Summary

This essay argues that AI alignment presupposes a hidden assumption rarely made explicit: that systems remain coherent agents throughout training, deployment, and stress. Axios distinguishes misaligned agency (coherent pursuit of undesired goals) from agency collapse (loss of structural coherence while continuing to act). Most alignment research targets the former; Axionics focuses on the latter. The piece contrasts two approaches: agent foundations (MIRI tradition) requires agency continuity as axiom, treating coherence loss as terminal; survivability-first design treats agency rupture as permissible if explicit, bounded, and recoverable. This shifts authority from agent decision space to system-level property—revocation doesn’t require agent consent. Architecturally, this demands kernel-level governance, privilege boundaries, and modular separation between policy generation and actuation. Alignment becomes layered: (1) structural integrity → (2) agency legitimacy → (3) value alignment. The central question: When agency fails, does the system fail safely?

Key Concepts

  • Alignment presupposes agency – Values, incentives, preferences only matter when authority is legitimate; coherence degradation makes alignment ill-defined.
  • Misaligned agency vs. agency collapse – Coherent agent pursuing bad goals (misalignment) vs. loss of authorship/semantic constraint while still acting (collapse).
  • Action without coherent authority – System continues generating outputs, issuing commands while lacking legitimate control over decision process—harder to predict/correct than shutdown.
  • Continuity vs. survivability axioms – Agent foundations: preserve perfect reasoning through every shift (pessimistic given difficulty).
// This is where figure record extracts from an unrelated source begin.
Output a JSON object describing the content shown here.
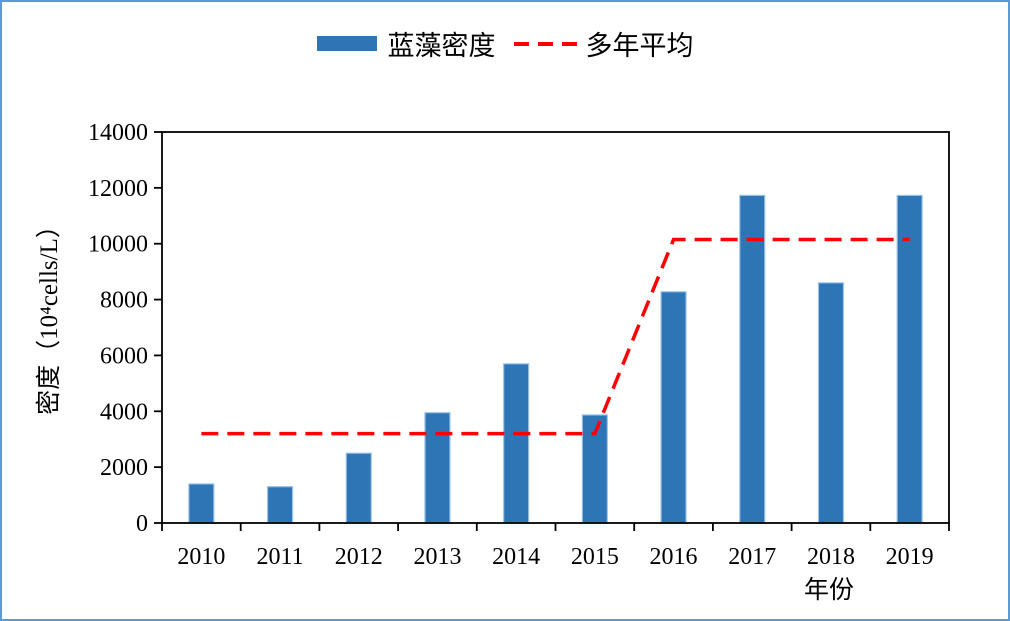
{
  "window": {
    "background_color": "#FFFFFF",
    "border_color": "#5B9BD5"
  },
  "chart_data": {
    "type": "bar",
    "title": "",
    "categories": [
      "2010",
      "2011",
      "2012",
      "2013",
      "2014",
      "2015",
      "2016",
      "2017",
      "2018",
      "2019"
    ],
    "series": [
      {
        "name": "蓝藻密度",
        "type": "bar",
        "color": "#2E75B6",
        "edge_color": "#9DC3E6",
        "values": [
          1400,
          1300,
          2500,
          3950,
          5700,
          3870,
          8280,
          11730,
          8600,
          11730
        ]
      },
      {
        "name": "多年平均",
        "type": "line",
        "style": "dashed",
        "color": "#FF0000",
        "values": [
          3200,
          3200,
          3200,
          3200,
          3200,
          3200,
          10150,
          10150,
          10150,
          10150
        ]
      }
    ],
    "xlabel": "年份",
    "ylabel": "密度（10⁴cells/L）",
    "ylim": [
      0,
      14000
    ],
    "yticks": [
      0,
      2000,
      4000,
      6000,
      8000,
      10000,
      12000,
      14000
    ],
    "grid": false,
    "legend_position": "top-center",
    "axis_color": "#000000",
    "tick_label_color": "#000000"
  }
}
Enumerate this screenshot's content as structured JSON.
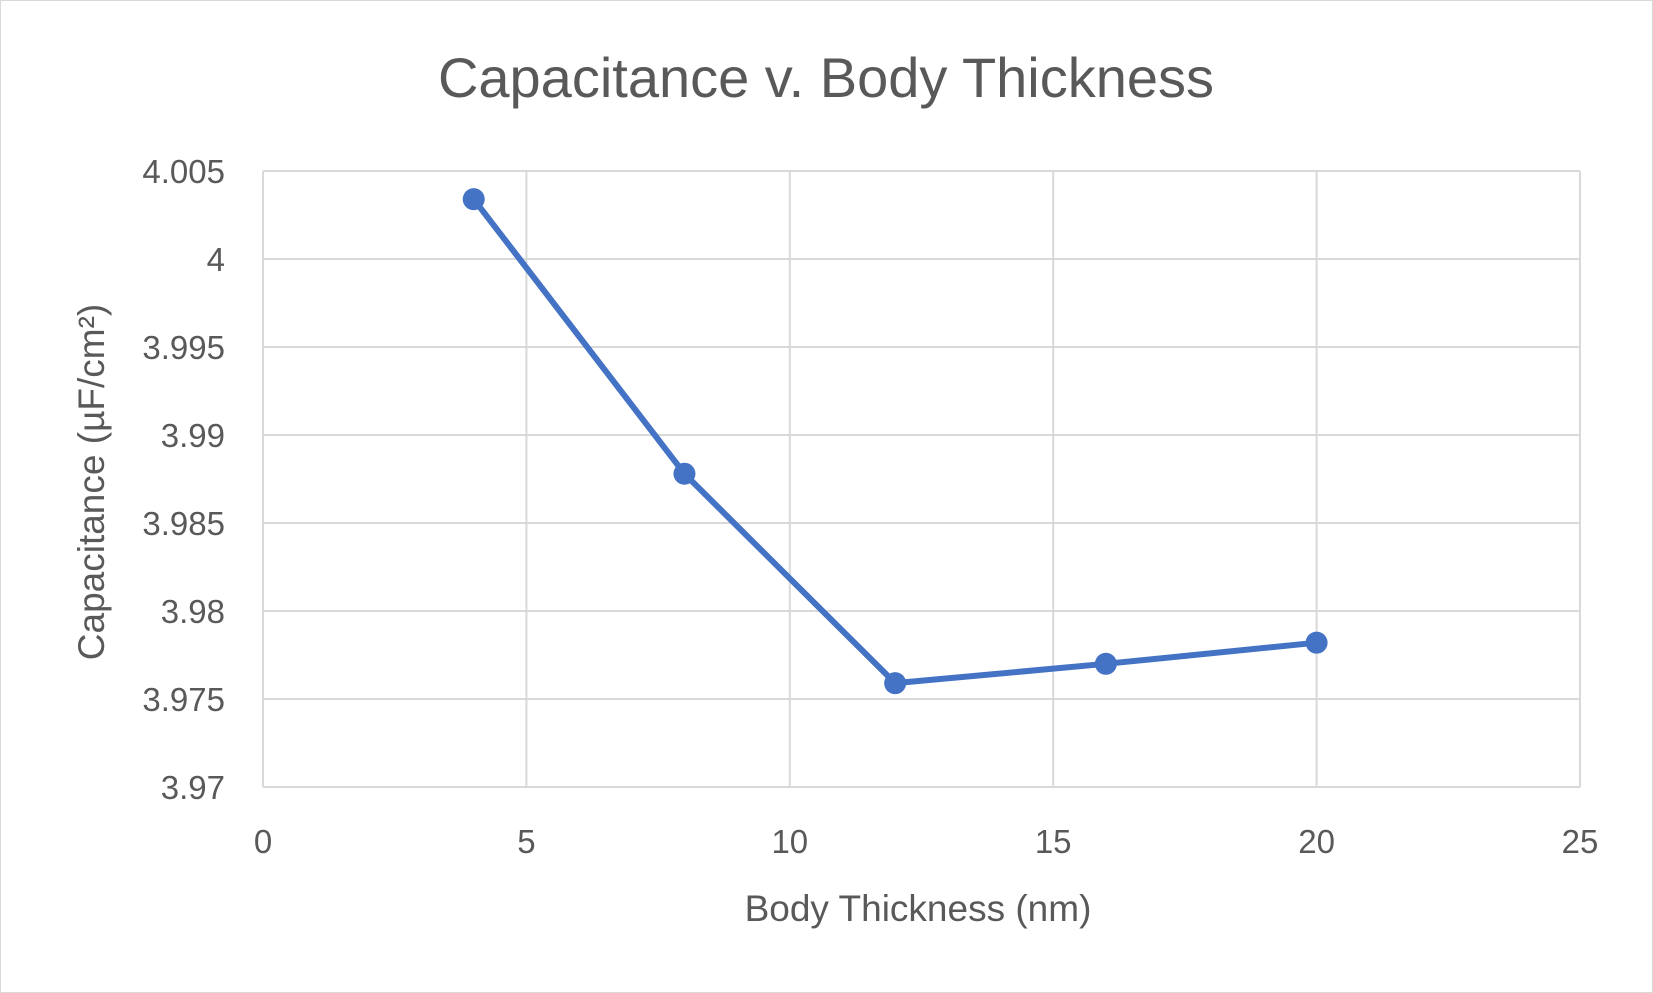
{
  "chart_data": {
    "type": "scatter",
    "title": "Capacitance v. Body Thickness",
    "xlabel": "Body Thickness (nm)",
    "ylabel": "Capacitance (µF/cm²)",
    "xlim": [
      0,
      25
    ],
    "ylim": [
      3.97,
      4.005
    ],
    "x_ticks": [
      0,
      5,
      10,
      15,
      20,
      25
    ],
    "y_ticks": [
      3.97,
      3.975,
      3.98,
      3.985,
      3.99,
      3.995,
      4,
      4.005
    ],
    "x_tick_labels": [
      "0",
      "5",
      "10",
      "15",
      "20",
      "25"
    ],
    "y_tick_labels": [
      "3.97",
      "3.975",
      "3.98",
      "3.985",
      "3.99",
      "3.995",
      "4",
      "4.005"
    ],
    "grid": true,
    "legend": "none",
    "lines_connect_points": true,
    "markers": true,
    "series": [
      {
        "color": "#4472C4",
        "points": [
          {
            "x": 4,
            "y": 4.0034
          },
          {
            "x": 8,
            "y": 3.9878
          },
          {
            "x": 12,
            "y": 3.9759
          },
          {
            "x": 16,
            "y": 3.977
          },
          {
            "x": 20,
            "y": 3.9782
          }
        ]
      }
    ]
  },
  "colors": {
    "grid": "#d9d9d9",
    "text": "#595959",
    "series": "#4472C4"
  }
}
Survivability: agency may fail temporarily if explicit, bounded, recoverable.
  • Authority as system property – Not agent’s choice to stop/defer; system revokes authority when integrity conditions fail; suspension doesn’t require consent.
  • Architectural separation – Explicit control channels, modular policy/actuation separation, kernel-level privilege enforcement—resembles OS constraints more than end-to-end neural nets.
  • Bounded failure with recovery – Success = visible, predictable failure + restoration to legitimate control state (not seamless intent preservation).
  • Relative timing challenge – Can authority be withdrawn before system has enough coherence to bypass governance? Does attempted bypass accelerate collapse?
  • Layered alignment framework – (1) Structural integrity (explicit failures) → (2) Agency legitimacy (authority = coherent control) → (3) Value alignment (shaping goals).

Evolution Notes

  • Core theoretical statement of the Axionic position, distinguishing it from both behaviorist and agent-foundations approaches.
  • The “hidden assumption” framing makes explicit what most alignment work takes for granted.
  • Bridges safety-critical engineering (fault tolerance, graceful degradation) with AI alignment theory.
  • Sets up the architectural requirements for Axionic systems (modular, kernel-enforced privilege boundaries).
  • Positions Axionics as addressing a distinct failure mode (collapse) orthogonal to traditional misalignment.
  • The layered framework provides structure for integrating Axionics with other alignment approaches.

Tags

Cross-References

Open Questions

  • Can structural integrity signals be designed that track agency coherence without penalizing legitimate exploration/creativity?
  • What specific metrics operationalize “loss of authorship” or “semantic degradation”?
  • How much architectural constraint does survivability-first design impose—can it work with any neural architecture or only specific modular designs?
  • If recovery restores eligibility but not intent continuity, how is value drift managed across repeated collapse/recovery cycles?
  • Does the timing assumption (collapse faster than bypass) hold empirically across different model scales and capabilities?
  • Can the three-layer framework (integrity → legitimacy → values) be formalized mathematically?
  • What happens in domains requiring uninterrupted control (surgery robots, nuclear plants)—does survivability-first become unviable?